La jeunesse allemande – 1928

Le grand intérêt populaire que présente la culture physique en Allemagne est fréquemment mentionné dans la presse, et l’une de ses phases les plus intéressantes est le « mouvement de la jeunesse », dont l’activité augmente sans cesse, et peut être mieux exprimé par le terme suivant « promenades en Allemagne ».

Il y a déjà longtemps, au début du siècle, la Hamburger Nachrichten nous disait que la jeunesse allemande commençait à organiser des promenades, des parties en groupes pour visiter les forêts et les montagnes, pour se réjouir dans les vallées, pour s’instruire dans les anciens châteaux inhabités et silencieux, pour admirer les lacs enchantés.

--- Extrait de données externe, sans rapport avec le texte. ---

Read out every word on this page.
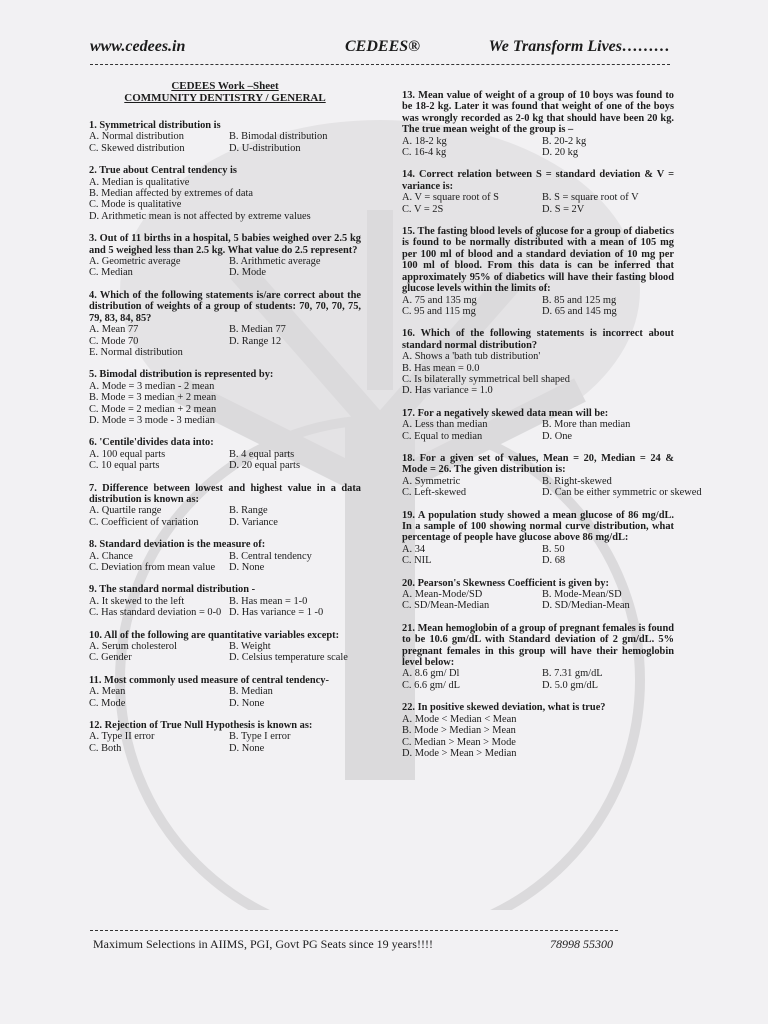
www.cedees.in	CEDEES®	We Transform Lives………
CEDEES Work –Sheet
COMMUNITY DENTISTRY / GENERAL
1. Symmetrical distribution is
A. Normal distribution	B. Bimodal distribution
C. Skewed distribution	D. U-distribution
2. True about Central tendency is
A. Median is qualitative
B. Median affected by extremes of data
C. Mode is qualitative
D. Arithmetic mean is not affected by extreme values
3. Out of 11 births in a hospital, 5 babies weighed over 2.5 kg and 5 weighed less than 2.5 kg. What value do 2.5 represent?
A. Geometric average	B. Arithmetic average
C. Median	D. Mode
4. Which of the following statements is/are correct about the distribution of weights of a group of students: 70, 70, 70, 75, 79, 83, 84, 85?
A. Mean 77	B. Median 77
C. Mode 70	D. Range 12
E. Normal distribution
5. Bimodal distribution is represented by:
A. Mode = 3 median - 2 mean
B. Mode = 3 median + 2 mean
C. Mode = 2 median + 2 mean
D. Mode = 3 mode - 3 median
6. 'Centile'divides data into:
A. 100 equal parts	B. 4 equal parts
C. 10 equal parts	D. 20 equal parts
7. Difference between lowest and highest value in a data distribution is known as:
A. Quartile range	B. Range
C. Coefficient of variation	D. Variance
8. Standard deviation is the measure of:
A. Chance	B. Central tendency
C. Deviation from mean value	D. None
9. The standard normal distribution -
A. It skewed to the left	B. Has mean = 1-0
C. Has standard deviation = 0-0 D. Has variance = 1 -0
10. All of the following are quantitative variables except:
A. Serum cholesterol	B. Weight
C. Gender	D. Celsius temperature scale
11. Most commonly used measure of central tendency-
A. Mean	B. Median
C. Mode	D. None
12. Rejection of True Null Hypothesis is known as:
A. Type II error	B. Type I error
C. Both	D. None
13. Mean value of weight of a group of 10 boys was found to be 18-2 kg. Later it was found that weight of one of the boys was wrongly recorded as 2-0 kg that should have been 20 kg. The true mean weight of the group is –
A. 18-2 kg	B. 20-2 kg
C. 16-4 kg	D. 20 kg
14. Correct relation between S = standard deviation & V = variance is:
A. V = square root of S	B. S = square root of V
C. V = 2S	D. S = 2V
15. The fasting blood levels of glucose for a group of diabetics is found to be normally distributed with a mean of 105 mg per 100 ml of blood and a standard deviation of 10 mg per 100 ml of blood. From this data is can be inferred that approximately 95% of diabetics will have their fasting blood glucose levels within the limits of:
A. 75 and 135 mg	B. 85 and 125 mg
C. 95 and 115 mg	D. 65 and 145 mg
16. Which of the following statements is incorrect about standard normal distribution?
A. Shows a 'bath tub distribution'
B. Has mean = 0.0
C. Is bilaterally symmetrical bell shaped
D. Has variance = 1.0
17. For a negatively skewed data mean will be:
A. Less than median	B. More than median
C. Equal to median	D. One
18. For a given set of values, Mean = 20, Median = 24 & Mode = 26. The given distribution is:
A. Symmetric	B. Right-skewed
C. Left-skewed	D. Can be either symmetric or skewed
19. A population study showed a mean glucose of 86 mg/dL. In a sample of 100 showing normal curve distribution, what percentage of people have glucose above 86 mg/dL:
A. 34	B. 50
C. NIL	D. 68
20. Pearson's Skewness Coefficient is given by:
A. Mean-Mode/SD	B. Mode-Mean/SD
C. SD/Mean-Median	D. SD/Median-Mean
21. Mean hemoglobin of a group of pregnant females is found to be 10.6 gm/dL with Standard deviation of 2 gm/dL. 5% pregnant females in this group will have their hemoglobin level below:
A. 8.6 gm/ Dl	B. 7.31 gm/dL
C. 6.6 gm/ dL	D. 5.0 gm/dL
22. In positive skewed deviation, what is true?
A. Mode < Median < Mean
B. Mode > Median > Mean
C. Median > Mean > Mode
D. Mode > Mean > Median
Maximum Selections in AIIMS, PGI, Govt PG Seats since 19 years!!!!	78998 55300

De ces groupes, que l’on désigne plus couramment par « Wandervögel », ou « oiseaux voyageurs », on expose ce qui suit :

Il n’y a aucun doute que le premier mouvement fut le désir de quitter pour quelques jours la vie trop active, bruyante, assourdissante des grandes villes. Ce fut comme un courant d’air heureux venant rafraîchir les idées et les esprits. Dans ces trente dernières années, le mouvement a pris de grandes proportions et la jeunesse y adhère en masse. En réalisant ces tournées, il fallait prévoir des abris, des refuges pour passer le « Week end », et pendant les vacances, au début, les excursionnistes faisaient appel au grenier à foin d’un fermier hospitalier, mais plus tard de réels refuges furent construits, ce furent les « nids » des voyageurs. En pleine campagne, loin de toute agglomération, et des distractions journalières, ces abris purent être montés rapidement. Ils pouvaient être considérés plus confortables que pour une installation d’une nuit. Ils constituaient en plus un milieu duquel s’élevaient toutes protestations contre ce qui était faux, caché et non naturel, tout ce qui s’opposait à des idées saines et franches. L’emplacement de ces abris était choisi sur le terrain, par rapport à ses environs, et son histoire ancienne.

Les associations se formaient peu à peu d’abord, parmi les plus hautes classes de la société, elles s’étendirent peu à peu à toutes les classes, montrant aussitôt un caractère social. Elles doivent leur origine aux instituteurs des écoles élémentaires, plus particulièrement à Schirrmann, instituteur à Altena (Westphalie), qui, au début, entreprit des excursions de plusieurs jours avec sa classe. Les classes vacantes d’autres villages fournirent les premiers abris pour la nuit. Cette innovation devint vite populaire et les autres professeurs suivaient le même chemin. En outre, toute une organisation de la jeunesse de toutes classes (sociale, nationale, religieuse) s’y joignait également.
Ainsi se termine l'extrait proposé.